Żeby rozstrzygnąć ten problem, to trzeba popatrzeć szerzej. Geodezja to nie jest matematyka . Nie ma w geodezji jednoznaczności. Każdy pomiar jest obarczony jakimś tam błędem.
Gdy słyszę, że ktoś wynosi nowe punkty graniczne, które powstały wskutek wykonania projektu podziału tylko i wyłącznie na podstawie obliczonych współrzędnych , bez nawiązania do pozostałych punktów granicznych istniejących na gruncie i tworzy jakieś załamania to ja się też załamuję.

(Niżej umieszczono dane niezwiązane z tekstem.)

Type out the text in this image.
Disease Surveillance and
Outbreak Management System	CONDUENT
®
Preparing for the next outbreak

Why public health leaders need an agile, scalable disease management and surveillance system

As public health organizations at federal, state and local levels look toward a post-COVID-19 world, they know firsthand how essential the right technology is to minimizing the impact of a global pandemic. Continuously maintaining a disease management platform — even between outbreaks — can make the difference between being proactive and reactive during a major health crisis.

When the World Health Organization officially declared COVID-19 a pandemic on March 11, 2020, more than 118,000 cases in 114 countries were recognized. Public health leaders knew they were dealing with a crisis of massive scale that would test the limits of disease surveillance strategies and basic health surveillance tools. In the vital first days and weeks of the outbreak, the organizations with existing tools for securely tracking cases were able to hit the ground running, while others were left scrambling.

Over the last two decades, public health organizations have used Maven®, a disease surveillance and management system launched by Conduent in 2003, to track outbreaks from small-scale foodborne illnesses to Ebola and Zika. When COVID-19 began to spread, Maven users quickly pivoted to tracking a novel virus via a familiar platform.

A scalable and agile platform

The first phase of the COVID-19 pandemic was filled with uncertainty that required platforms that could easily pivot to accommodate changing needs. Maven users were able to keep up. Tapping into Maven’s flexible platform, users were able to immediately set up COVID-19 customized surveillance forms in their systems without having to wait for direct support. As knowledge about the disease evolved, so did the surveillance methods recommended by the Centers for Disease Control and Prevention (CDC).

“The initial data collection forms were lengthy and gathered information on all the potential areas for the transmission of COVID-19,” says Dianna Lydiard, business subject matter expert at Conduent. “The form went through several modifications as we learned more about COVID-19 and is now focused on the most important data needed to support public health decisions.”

Granica jest na gruncie i punkty graniczne też są na gruncie. Współrzędne opisują tylko przebieg granic ( bardziej lub mniej dokładnie). W wyniku podziału powstaje nowy punkt graniczny, który jest usytuowany na jakiejś tam linii granicznej i musi być na tej linii. Na gruncie -ma być też zlokalizowany na linii granicznej, tej faktycznej. Wynosząc więc taki punkt trzeba brać pod uwagę zasady wyznaczania punktów czy wznawiania znaków granicznych, czyli wyznacza się z tej samej osnowy i w taki sam sposób , jak mierzono wcześniej te punkty, na których oparto projekt. Punkty nowe powinno się wyznaczać w identyczny sposób, przecież powstały one w wyniku obliczenia i wynoszenie ich w sposób inny niż początku i końca odcinka linii , na której ten punkt się znajduje- jest pozbawione sensu i logiki. A współrzędne to żadna świętość. Przecież po wyznaczeniu punktów, w taki sposób w jak opisałam wyżej, jest obowiązek ich ponownego pomiaru. A ten ponowny pomiar robimy już według obowiązujących zasad i aktualizujemy, czy tez poprawiamy współrzędne.
Problem opisywany przez Krzysztofa można załatwić różnie. Przecież można stwierdzić, że jednak te dane dotychczasowe nie spełniają standardów( chociażby z tego powodu, że brak było protokołu ustalenia granic, to geodeta robi analizę i to geodeta decyduje) w związku z czym przed podziałem można zaktualizować dane ewidencyjne (albo wznawiając znaki, albo wyznaczając punkty , albo ustalając przebieg granic) i nowe punkty graniczne projekować w oparciu o aktualne dane, albo projektować te nowe punkty w oparciu o istniejące materiały, jeżeli geodeta stwierdzi , że są wystarczające.
Gdy przyjmie się tą druga wersję więcej będzie pracy przy wyznaczaniu punktów granicznych, po uprawomocnieniu się decyzji, bo nie można robić tego bezmyślnie, w taki sposób, że na gruncie wyjdzie załamanie , bo jedne współrzędne” będą od Sasa a drugie od lasa”. W tej drugiej wersji po wyznaczeniu punktów , po ponownym ich pomiarze trzeba będzie poprawić współrzędne. I w konsekwencji wyjdzie na to samo.